Keywords: Bone stress reaction, fracture, overuse injury (PubMed Search)
Bone stress injury (BSI) in Adolescents
A BSI occurs along a pathology continuum that begins with a stress reaction and may progress all the way to a stress fracture.
Difficult to diagnose clinically.
Identifying risk factors as part of the history is very important.
Common sites for BSI are most frequently in the lower extremity and include the tibia, fibula, tarsals and metatarsals, calcaneus, and femur.
When considering this in an ED setting, image the involved area and if there is no fracture, advise discontinuing the activity until time of PCP/sports medicine follow up. For those with rest pain, pain with minimal weight bearing or in whom a fracture was suspected but not present, consider providing a walking boot or crutches.
BSIs occur more frequently in young athletes than in adults.
Almost 50% of BSIs occur in those younger than 20 years of age
Primary care and sports medicine providers are seeing more of these patients due to many factors.
Year-round training, sports specialization at younger ages and increase in training intensity/duration contribute to the increase incidence in adolescents.
Not surprisingly, participation in organized sports as an adolescent is a known risk factor.
Just as a change in sporting level from high school to college is a known risk factor for BSI, young “gifted” athletes who are promoted to competing with the varsity team may be at similar risk.
Shin pain lasting more than 4 weeks may represent a unique subset of MSK pain complaints increasing risk of BSI.

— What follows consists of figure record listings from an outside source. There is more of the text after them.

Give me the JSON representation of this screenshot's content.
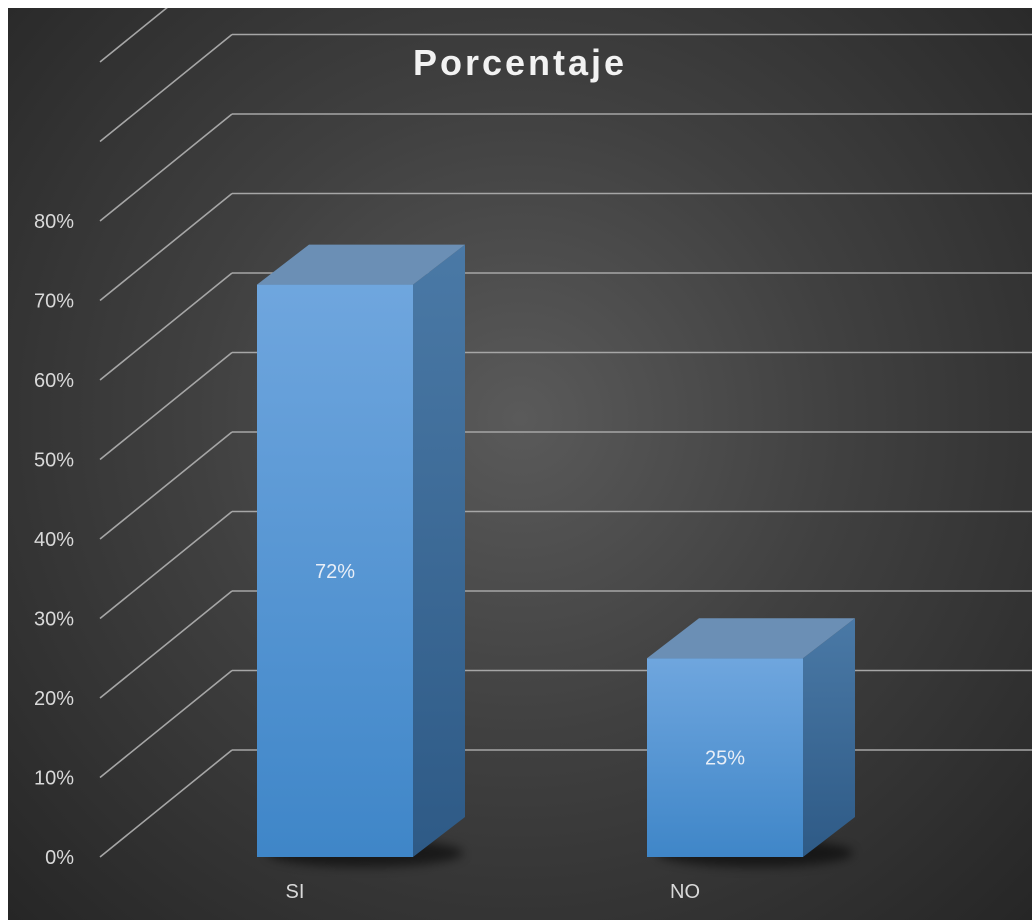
{
  "chart_data": {
    "type": "bar",
    "title": "Porcentaje",
    "categories": [
      "SI",
      "NO"
    ],
    "values": [
      72,
      25
    ],
    "data_labels": [
      "72%",
      "25%"
    ],
    "ylim": [
      0,
      80
    ],
    "yticks": [
      "0%",
      "10%",
      "20%",
      "30%",
      "40%",
      "50%",
      "60%",
      "70%",
      "80%"
    ],
    "grid": true,
    "legend": "none",
    "style": "3d-column",
    "colors": {
      "bar_front": "#5b9bd5",
      "bar_side": "#3f6c96",
      "bar_top": "#6b8fb5",
      "gridline": "#a6a6a6",
      "background": "#404040"
    }
  }
}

A prior history of BSI is a strong predictor of future BSI.
Inquire about night pain, pain with ambulation, and pain affecting performance.
Athletes with BSIs have a significantly lower BMI than controls (<21.0 kg/m2).
Athletes with BSIs sleep significantly less than controls.
Athletes with BSIs have significantly lower dairy intake than controls.
Inquire about components of the female athlete triad (low energy availability, menstrual dysfunction and low bone mineral density)
Nussbaum et al., 2019. Identifying Factors That Contribute to Adolescent Bony Stress Injury in Secondary School Athletes: A Comparative Analysis With a Healthy Athletic Control Group. Sports Health.